Oui. Nous avons organisé un certain nombre d’activités et pour la plupart d’entre elles, j’ai demandé le soutien d’une ONG turque nommée Fosapa. Les turcs nous ont donnés des vivres et des habits destinés aux personnes déplacées internes. Ils les ont aussi soutenus financièrement.

Lors de l’une de nos campagnes de don de vivres sur le site, j’ai vu un jeune homme âgé de 23 ans qui présentait les signes de l’hépatite. Je l’ai approché et après des échanges, il nous a faits savoir qu’il se traitait à l’indigénat par manque de moyens pour se rendre dans un centre de santé.
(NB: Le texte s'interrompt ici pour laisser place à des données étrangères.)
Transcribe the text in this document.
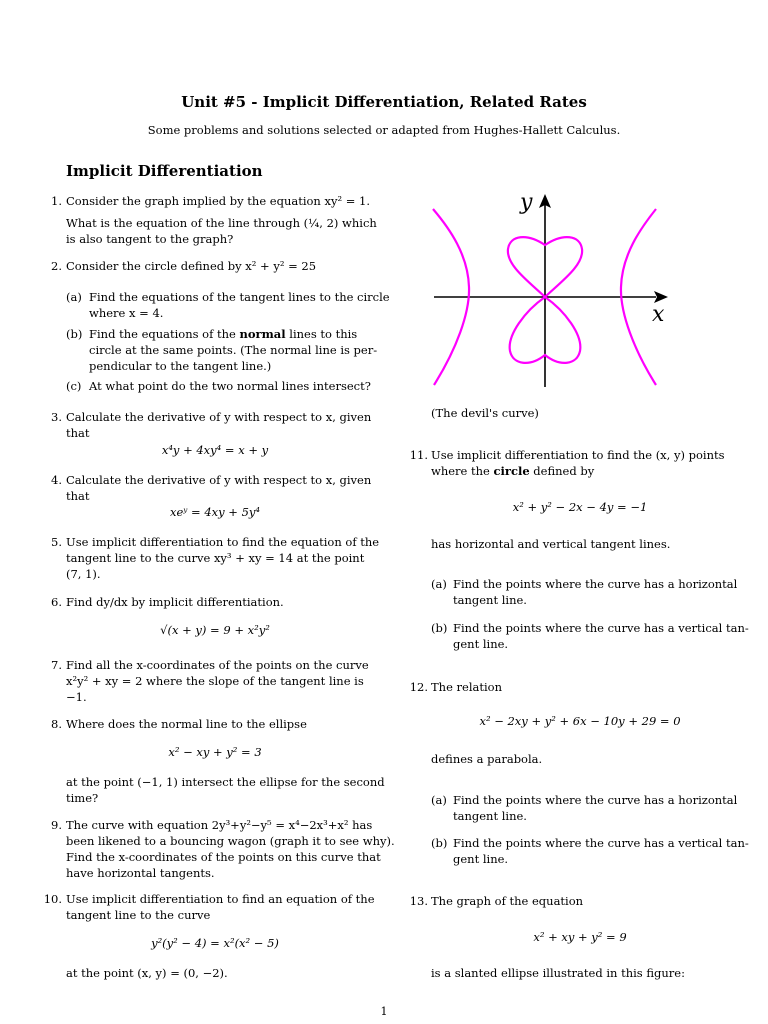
Unit #5 - Implicit Differentiation, Related Rates
Some problems and solutions selected or adapted from Hughes-Hallett Calculus.
Implicit Differentiation
1. Consider the graph implied by the equation xy² = 1.
What is the equation of the line through (¼, 2) which
is also tangent to the graph?
2. Consider the circle defined by x² + y² = 25
(a) Find the equations of the tangent lines to the circle
where x = 4.
(b) Find the equations of the normal lines to this
circle at the same points. (The normal line is per-
pendicular to the tangent line.)
(c) At what point do the two normal lines intersect?
3. Calculate the derivative of y with respect to x, given
that
x⁴y + 4xy⁴ = x + y
4. Calculate the derivative of y with respect to x, given
that
xeʸ = 4xy + 5y⁴
5. Use implicit differentiation to find the equation of the
tangent line to the curve xy³ + xy = 14 at the point
(7, 1).
6. Find dy/dx by implicit differentiation.
√(x + y) = 9 + x²y²
7. Find all the x-coordinates of the points on the curve
x²y² + xy = 2 where the slope of the tangent line is
−1.
8. Where does the normal line to the ellipse
x² − xy + y² = 3
at the point (−1, 1) intersect the ellipse for the second
time?
9. The curve with equation 2y³+y²−y⁵ = x⁴−2x³+x² has
been likened to a bouncing wagon (graph it to see why).
Find the x-coordinates of the points on this curve that
have horizontal tangents.
10. Use implicit differentiation to find an equation of the
tangent line to the curve
y²(y² − 4) = x²(x² − 5)
at the point (x, y) = (0, −2).
y
x
(The devil's curve)
11. Use implicit differentiation to find the (x, y) points
where the circle defined by
x² + y² − 2x − 4y = −1
has horizontal and vertical tangent lines.
(a) Find the points where the curve has a horizontal
tangent line.
(b) Find the points where the curve has a vertical tan-
gent line.
12. The relation
x² − 2xy + y² + 6x − 10y + 29 = 0
defines a parabola.
(a) Find the points where the curve has a horizontal
tangent line.
(b) Find the points where the curve has a vertical tan-
gent line.
13. The graph of the equation
x² + xy + y² = 9
is a slanted ellipse illustrated in this figure:
1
Ayant reçu 200 000 FCFA avec les turcs après la campagne, nous avons donc utilisé cet argent pour faire des examens cliniques, des ponctions lombaires, etc.  Mais, entre-temps, ça n’allait pas. Il a traîné avec la maladie avant qu’on ne la découvre. Quand on a commencé les soins, c’était trop tard. On a séjourné à l’hôpital de Tengandogo. De là-bas, on nous a transférés à hôpital Yalgado Ouédraogo et dieu en a décidé autrement. Il s’en est allé. Cet incident malheureux a été pour moi, l’occasion de les sensibiliser sur la maladie et de profiter lancer une campagne de dépistage. Nous avons prévu une activité, dans ce sens, le 3 décembre 2023.

La présidente de l'’Association Aide au Renforcement et à la Promotion de la Santé communautaire Taahiratou Ouédraogo,  entend impacter sa communauté.
La présidente de l’Association Aide au Renforcement et à la Promotion de la Santé communautaire Taahiratou Ouédraogo,  entend impacter sa communauté.
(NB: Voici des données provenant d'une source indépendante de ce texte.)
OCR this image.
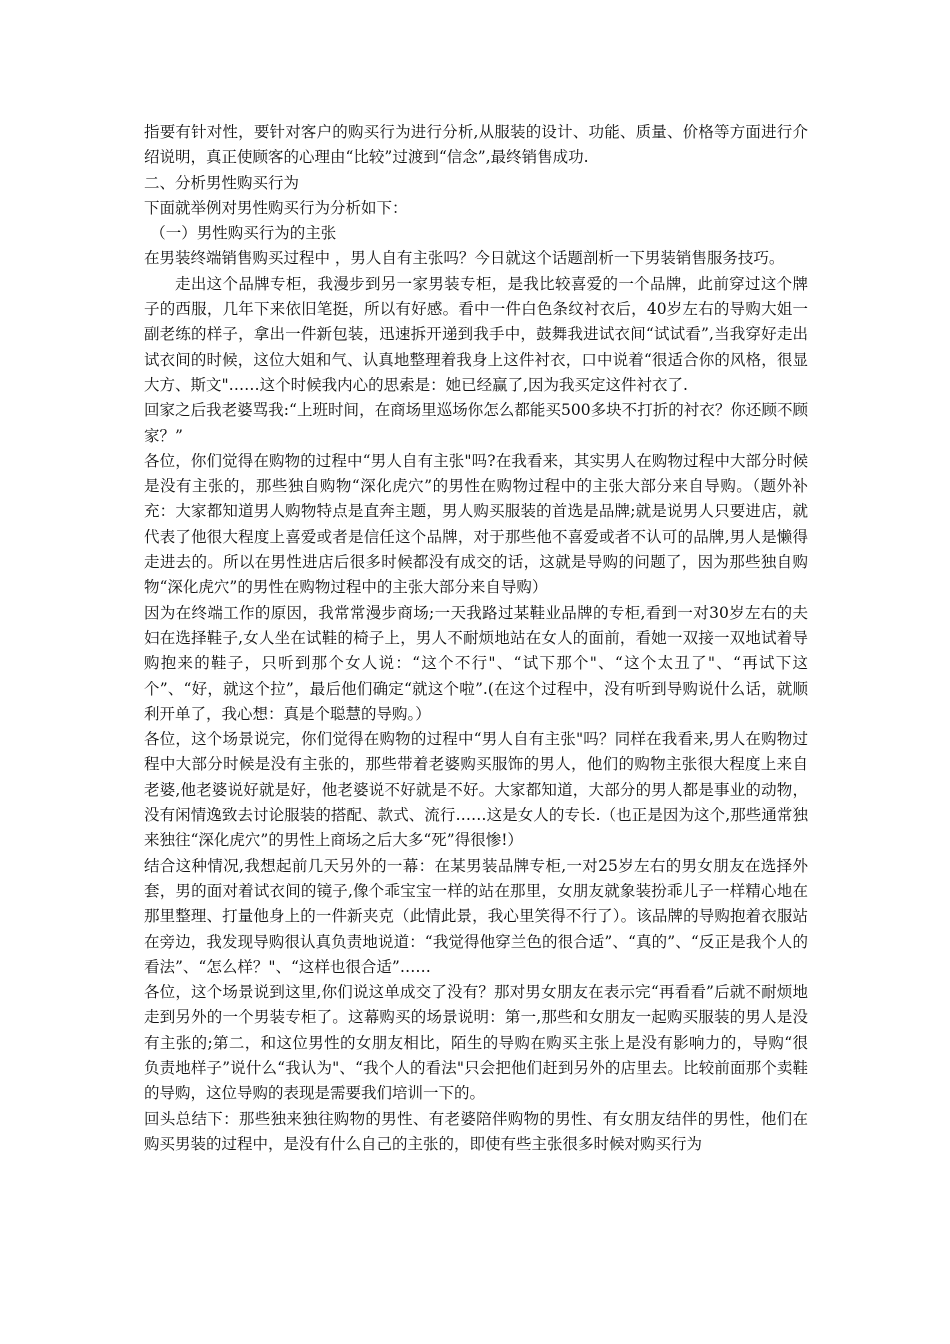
指要有针对性，要针对客户的购买行为进行分析,从服装的设计、功能、质量、价格等方面进行介绍说明，真正使顾客的心理由“比较”过渡到“信念”,最终销售成功.

二、分析男性购买行为

下面就举例对男性购买行为分析如下：

（一）男性购买行为的主张

在男装终端销售购买过程中 ，男人自有主张吗？今日就这个话题剖析一下男装销售服务技巧。

走出这个品牌专柜，我漫步到另一家男装专柜，是我比较喜爱的一个品牌，此前穿过这个牌子的西服，几年下来依旧笔挺，所以有好感。看中一件白色条纹衬衣后，40岁左右的导购大姐一副老练的样子，拿出一件新包装，迅速拆开递到我手中，鼓舞我进试衣间“试试看”,当我穿好走出试衣间的时候，这位大姐和气、认真地整理着我身上这件衬衣，口中说着“很适合你的风格，很显大方、斯文"……这个时候我内心的思索是：她已经赢了,因为我买定这件衬衣了.

回家之后我老婆骂我:“上班时间，在商场里巡场你怎么都能买500多块不打折的衬衣？你还顾不顾家？”

各位，你们觉得在购物的过程中“男人自有主张"吗?在我看来，其实男人在购物过程中大部分时候是没有主张的，那些独自购物“深化虎穴”的男性在购物过程中的主张大部分来自导购。（题外补充：大家都知道男人购物特点是直奔主题，男人购买服装的首选是品牌;就是说男人只要进店，就代表了他很大程度上喜爱或者是信任这个品牌，对于那些他不喜爱或者不认可的品牌,男人是懒得走进去的。所以在男性进店后很多时候都没有成交的话，这就是导购的问题了，因为那些独自购物“深化虎穴”的男性在购物过程中的主张大部分来自导购）

因为在终端工作的原因，我常常漫步商场;一天我路过某鞋业品牌的专柜,看到一对30岁左右的夫妇在选择鞋子,女人坐在试鞋的椅子上，男人不耐烦地站在女人的面前，看她一双接一双地试着导购抱来的鞋子，只听到那个女人说：“这个不行"、“试下那个"、“这个太丑了"、“再试下这个”、“好，就这个拉”，最后他们确定“就这个啦”.(在这个过程中，没有听到导购说什么话，就顺利开单了，我心想：真是个聪慧的导购。）

各位，这个场景说完，你们觉得在购物的过程中“男人自有主张"吗？同样在我看来,男人在购物过程中大部分时候是没有主张的，那些带着老婆购买服饰的男人，他们的购物主张很大程度上来自老婆,他老婆说好就是好，他老婆说不好就是不好。大家都知道，大部分的男人都是事业的动物，没有闲情逸致去讨论服装的搭配、款式、流行……这是女人的专长.（也正是因为这个,那些通常独来独往“深化虎穴”的男性上商场之后大多“死”得很惨!）

结合这种情况,我想起前几天另外的一幕：在某男装品牌专柜,一对25岁左右的男女朋友在选择外套，男的面对着试衣间的镜子,像个乖宝宝一样的站在那里，女朋友就象装扮乖儿子一样精心地在那里整理、打量他身上的一件新夹克（此情此景，我心里笑得不行了）。该品牌的导购抱着衣服站在旁边，我发现导购很认真负责地说道：“我觉得他穿兰色的很合适”、“真的”、“反正是我个人的看法”、“怎么样？"、“这样也很合适”……

各位，这个场景说到这里,你们说这单成交了没有？那对男女朋友在表示完“再看看”后就不耐烦地走到另外的一个男装专柜了。这幕购买的场景说明：第一,那些和女朋友一起购买服装的男人是没有主张的;第二，和这位男性的女朋友相比，陌生的导购在购买主张上是没有影响力的，导购“很负责地样子”说什么“我认为"、“我个人的看法"只会把他们赶到另外的店里去。比较前面那个卖鞋的导购，这位导购的表现是需要我们培训一下的。

回头总结下：那些独来独往购物的男性、有老婆陪伴购物的男性、有女朋友结伴的男性，他们在购买男装的过程中，是没有什么自己的主张的，即使有些主张很多时候对购买行为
Nous allons faire des dépistages de diabète, de la tension artérielle, du cancer du col de l’utérus et du cancer du sein.

Pour cette initiative, avez-vous bénéficié d’un accompagnement quelconque ?
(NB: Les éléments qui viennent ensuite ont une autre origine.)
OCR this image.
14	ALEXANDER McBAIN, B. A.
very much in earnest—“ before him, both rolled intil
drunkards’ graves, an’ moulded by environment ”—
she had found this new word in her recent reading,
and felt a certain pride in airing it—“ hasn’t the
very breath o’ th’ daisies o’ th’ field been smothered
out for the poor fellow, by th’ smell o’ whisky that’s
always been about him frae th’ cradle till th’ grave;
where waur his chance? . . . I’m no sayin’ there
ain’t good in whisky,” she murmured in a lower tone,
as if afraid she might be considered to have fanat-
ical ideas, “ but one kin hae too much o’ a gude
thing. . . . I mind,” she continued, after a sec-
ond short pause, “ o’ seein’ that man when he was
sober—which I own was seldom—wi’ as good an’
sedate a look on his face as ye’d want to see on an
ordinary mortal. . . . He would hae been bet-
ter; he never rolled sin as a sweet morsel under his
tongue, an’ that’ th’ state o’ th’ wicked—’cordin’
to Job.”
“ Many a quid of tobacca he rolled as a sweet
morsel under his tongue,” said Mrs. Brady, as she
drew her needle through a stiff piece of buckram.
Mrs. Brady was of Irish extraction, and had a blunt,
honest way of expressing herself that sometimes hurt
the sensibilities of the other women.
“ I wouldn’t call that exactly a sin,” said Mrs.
Pour le moment, nous avons l’Association pour le Bonheur des Personnes nécessiteuses qui nous aide dans l’organisation. Nous avons aussi la présidente des Casqués du Faso et l’Association des Étudiants en Médecine (AEM) qui nous a promis des kits pour 100 déplacés parmi les 300 déplacés. Ces kits sont composés d’un carton de 100 spéculums, 100 bandelettes pour le diabète et des gants.

Avez-vous des projets pour la suite ?

Oui, déjà nous avons un programme mensuel de prise de constance (poids et tension artérielle) dont le but est de détecter les cas graves et de les diriger vers les centres de soins les plus proches. Ce sont des personnes à risque puisqu’elles sont déjà sous le choc d’avoir tout perdu et aussi, vue la sédentarité, elles ont besoin de suivi et on le fait avec nos maigres moyens.
En ce qui concerne le projet du 3 décembre, nous voulons leur apporter un peu plus. Donc, nous lançons un appel à l’endroit des bonnes volontés, à nous soutenir.

En dehors de la santé, il faut qu’ils arrivent à faire des activités rémunératrices car ceux qui donnent chaque fois en auront marre, un jour. Il ne faut pas qu’ils soient là, à attendre qu’on vienne les aider tout le temps. Pour pallier ce problème, nous sommes actuellement en train de travailler sur des projets qui vont leur permettre de développer des activités génératrices de revenus dans le domaine de l’agriculture et de l’artisanat. Nous sommes convaincus qu’avec ses activités, ces Personnes déplacées internes seront plus mobiles et pourront éviter, la plupart des maladies liés à la sédentarité.

L’association créée en 2021 a un siège situé à Cissin, non loin du palais de la jeunesse et de la culture Jean-Pierre Guingané. Nous organisons des campagnes de dépistage des maladies appelées tueurs silencieux. Nous invitons les gens à nous rejoindre pour des conseils. L’association est accessible à tout le monde.